This is the new home of the egghelp.org community forum.
All data has been migrated (including user logins/passwords) to a new phpBB version.


For more information, see this announcement post. Click the X in the top right-corner of this box to dismiss this message.

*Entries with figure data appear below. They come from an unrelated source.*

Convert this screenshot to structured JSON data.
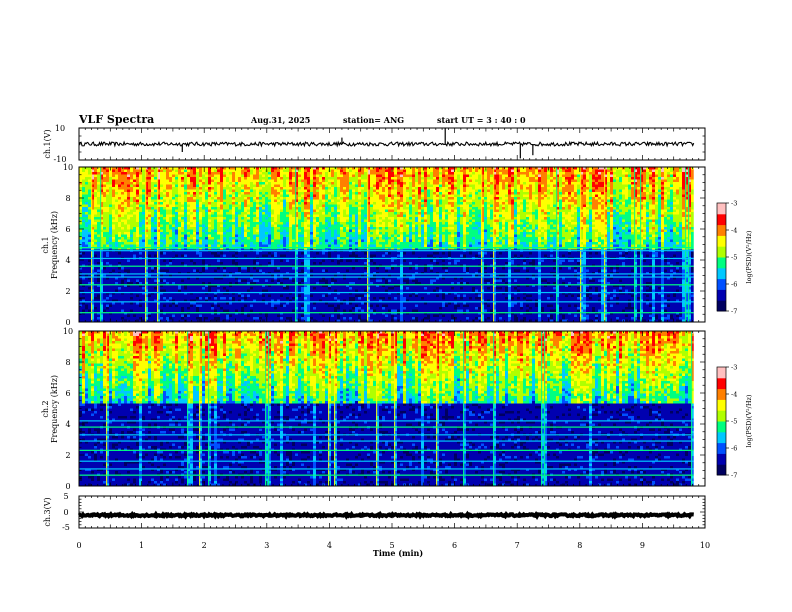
{
  "header": {
    "title": "VLF Spectra",
    "date": "Aug.31, 2025",
    "station": "station= ANG",
    "start": "start  UT =   3  : 40 : 0"
  },
  "chart_data": [
    {
      "type": "line",
      "name": "ch1-waveform",
      "ylabel": "ch.1(V)",
      "ylim": [
        -10,
        10
      ],
      "ytick_labels": [
        "10",
        "-10"
      ],
      "baseline": 0,
      "noise_amplitude": 1.2,
      "spikes": [
        {
          "t": 1.65,
          "v": -5
        },
        {
          "t": 4.2,
          "v": 4
        },
        {
          "t": 5.85,
          "v": 10
        },
        {
          "t": 7.05,
          "v": -9
        },
        {
          "t": 7.25,
          "v": -7
        }
      ]
    },
    {
      "type": "heatmap",
      "name": "ch1-spectrogram",
      "ylabel_lines": [
        "ch.1",
        "Frequency (kHz)"
      ],
      "ylim": [
        0,
        10
      ],
      "ytick_labels": [
        "0",
        "2",
        "4",
        "6",
        "8",
        "10"
      ],
      "dense_below_khz": 4.7,
      "line_frequencies_khz": [
        0.6,
        1.3,
        1.9,
        2.4,
        2.9,
        3.1,
        3.6,
        4.1,
        4.6,
        4.8
      ],
      "colorbar": {
        "label": "log(PSD)(V²/Hz)",
        "range": [
          -7,
          -3
        ],
        "tick_labels": [
          "-3",
          "-4",
          "-5",
          "-6",
          "-7"
        ]
      }
    },
    {
      "type": "heatmap",
      "name": "ch2-spectrogram",
      "ylabel_lines": [
        "ch.2",
        "Frequency (kHz)"
      ],
      "ylim": [
        0,
        10
      ],
      "ytick_labels": [
        "0",
        "2",
        "4",
        "6",
        "8",
        "10"
      ],
      "dense_below_khz": 5.4,
      "line_frequencies_khz": [
        0.7,
        1.1,
        1.6,
        2.3,
        2.9,
        3.3,
        3.8,
        4.2
      ],
      "colorbar": {
        "label": "log(PSD)(V²/Hz)",
        "range": [
          -7,
          -3
        ],
        "tick_labels": [
          "-3",
          "-4",
          "-5",
          "-6",
          "-7"
        ]
      }
    },
    {
      "type": "line",
      "name": "ch3-waveform",
      "ylabel": "ch.3(V)",
      "ylim": [
        -5,
        5
      ],
      "ytick_labels": [
        "5",
        "0",
        "-5"
      ],
      "baseline": -1,
      "noise_amplitude": 0.3
    }
  ],
  "xaxis": {
    "label": "Time  (min)",
    "range": [
      0,
      10
    ],
    "tick_labels": [
      "0",
      "1",
      "2",
      "3",
      "4",
      "5",
      "6",
      "7",
      "8",
      "9",
      "10"
    ],
    "data_end_min": 9.82
  },
  "colors": {
    "scale": [
      "#000060",
      "#0000b0",
      "#0050ff",
      "#00c8ff",
      "#00ff80",
      "#b0ff00",
      "#ffff00",
      "#ff8000",
      "#ff0000",
      "#ffc0c0"
    ]
  }
}
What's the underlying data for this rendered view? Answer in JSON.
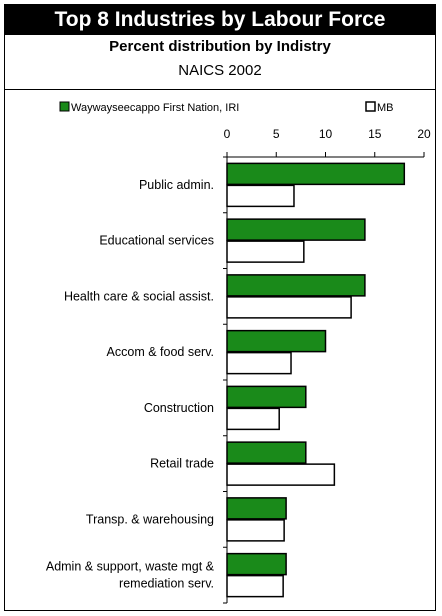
{
  "header": {
    "title": "Top 8 Industries by Labour Force",
    "subtitle": "Percent distribution by Indistry",
    "subtitle2": "NAICS 2002"
  },
  "colors": {
    "series1": "#1a8a1a",
    "series2": "#ffffff",
    "stroke": "#000000"
  },
  "chart_data": {
    "type": "bar",
    "orientation": "horizontal",
    "categories": [
      "Public admin.",
      "Educational services",
      "Health care & social assist.",
      "Accom & food serv.",
      "Construction",
      "Retail trade",
      "Transp. & warehousing",
      "Admin & support, waste mgt & remediation serv."
    ],
    "category_label_lines": [
      [
        "Public admin."
      ],
      [
        "Educational services"
      ],
      [
        "Health care & social assist."
      ],
      [
        "Accom & food serv."
      ],
      [
        "Construction"
      ],
      [
        "Retail trade"
      ],
      [
        "Transp. & warehousing"
      ],
      [
        "Admin & support, waste mgt &",
        "remediation serv."
      ]
    ],
    "series": [
      {
        "name": "Waywayseecappo First Nation, IRI",
        "values": [
          18,
          14,
          14,
          10,
          8,
          8,
          6,
          6
        ]
      },
      {
        "name": "MB",
        "values": [
          6.8,
          7.8,
          12.6,
          6.5,
          5.3,
          10.9,
          5.8,
          5.7
        ]
      }
    ],
    "xlim": [
      0,
      20
    ],
    "xticks": [
      0,
      5,
      10,
      15,
      20
    ],
    "legend_position": "top"
  }
}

[SOLVED]help using egghttp from egghttp_example.tcl

Help for those learning Tcl or writing their own scripts.
Post Reply
m
malcsman
Voice
Posts: 8
Joined: Sat Apr 12, 2008 5:19 pm

[SOLVED]help using egghttp from egghttp_example.tcl

Post by malcsman »

hello

Iḿ really confused as to how this all works. if someone could please help me.
all i want is to show the bible verses.

if i echo the $body, then i get an output. if i use any other var, nothing comes out..or it comes out as ¨example¨

here´s my code:

Code: Select all

# egghttp_example.tcl

# Config
set url "http://www.biblegateway.com/passage/?search=mark%204:1-9&version=72"
set dcctrigger "example"
# End of config

if {![info exists egghttp(version)]} {
  putlog "egghttp.tcl was NOT successfully loaded."
  putlog "biblegateway.tcl has not been loaded as a result."
} else {
  proc biblegateway {sock} {
    global url
    set headers [egghttp:headers $sock]
    set body [egghttp:data $sock]
    set boddy "example"

    regsub -all "\n" $body "" body
    regsub -all -nocase {<br>} $body " " body

    regsub -all -nocase {<p>} $body " " body
    regsub -all -nocase {<span id=\"en-TNIV-24335\" class=\"sup\">} $body "\002" body
    regsub -all -nocase {</span>} $body "\002" body
    regsub -all -nocase {<br>} $body " " body
    regsub -all -nocase {</p>} $body " " body

    regexp {<div class="result-text-style-normal">(.*?)<p/><p><br/></p></div>} $body - boddy

foreach line [split $body \n] {
  if {[string match "*<div class=\"result-text-style-normal\">*" $line]} {
    set start [string first "<div class=\"result-text-style-normal\">" $line]
    set start [expr {$start + 38}] ;# 38 is the number of characters in "<div class=\"result-text-style-normal\">"
    set end [string first "<p/><p><br/></p></div>" $line]
    set end [expr {$end - 1}];# We don't want the "<" from "<p/>"
    set boddy [string range $line $start $end]
  }
}


putlog "PRIVMSG #questions :Mark 4v1-9 '$boddy' THE END!"
}

  bind dcc n|n $dcctrigger our:dcctrigger
  proc our:dcctrigger {hand idx text} {
    global url
    set sock [egghttp:geturl $url biblegateway]
    return 1
  }

  putlog "biblegateway.tcl has been successfully loaded."
}
as you can see, i´ve tried everything - my last attempt was with the loop!

thanks in advance.
pilchards
Last edited by malcsman on Mon Apr 14, 2008 2:48 pm, edited 1 time in total.
User avatar
strikelight
Owner
Posts: 708
Joined: Mon Oct 07, 2002 10:39 am
Contact:

Post by strikelight »

You've already removed \n's with your regsub...
Your regexp already gets the portion of the text that you want... so searching for those tokens in your loop is pointless.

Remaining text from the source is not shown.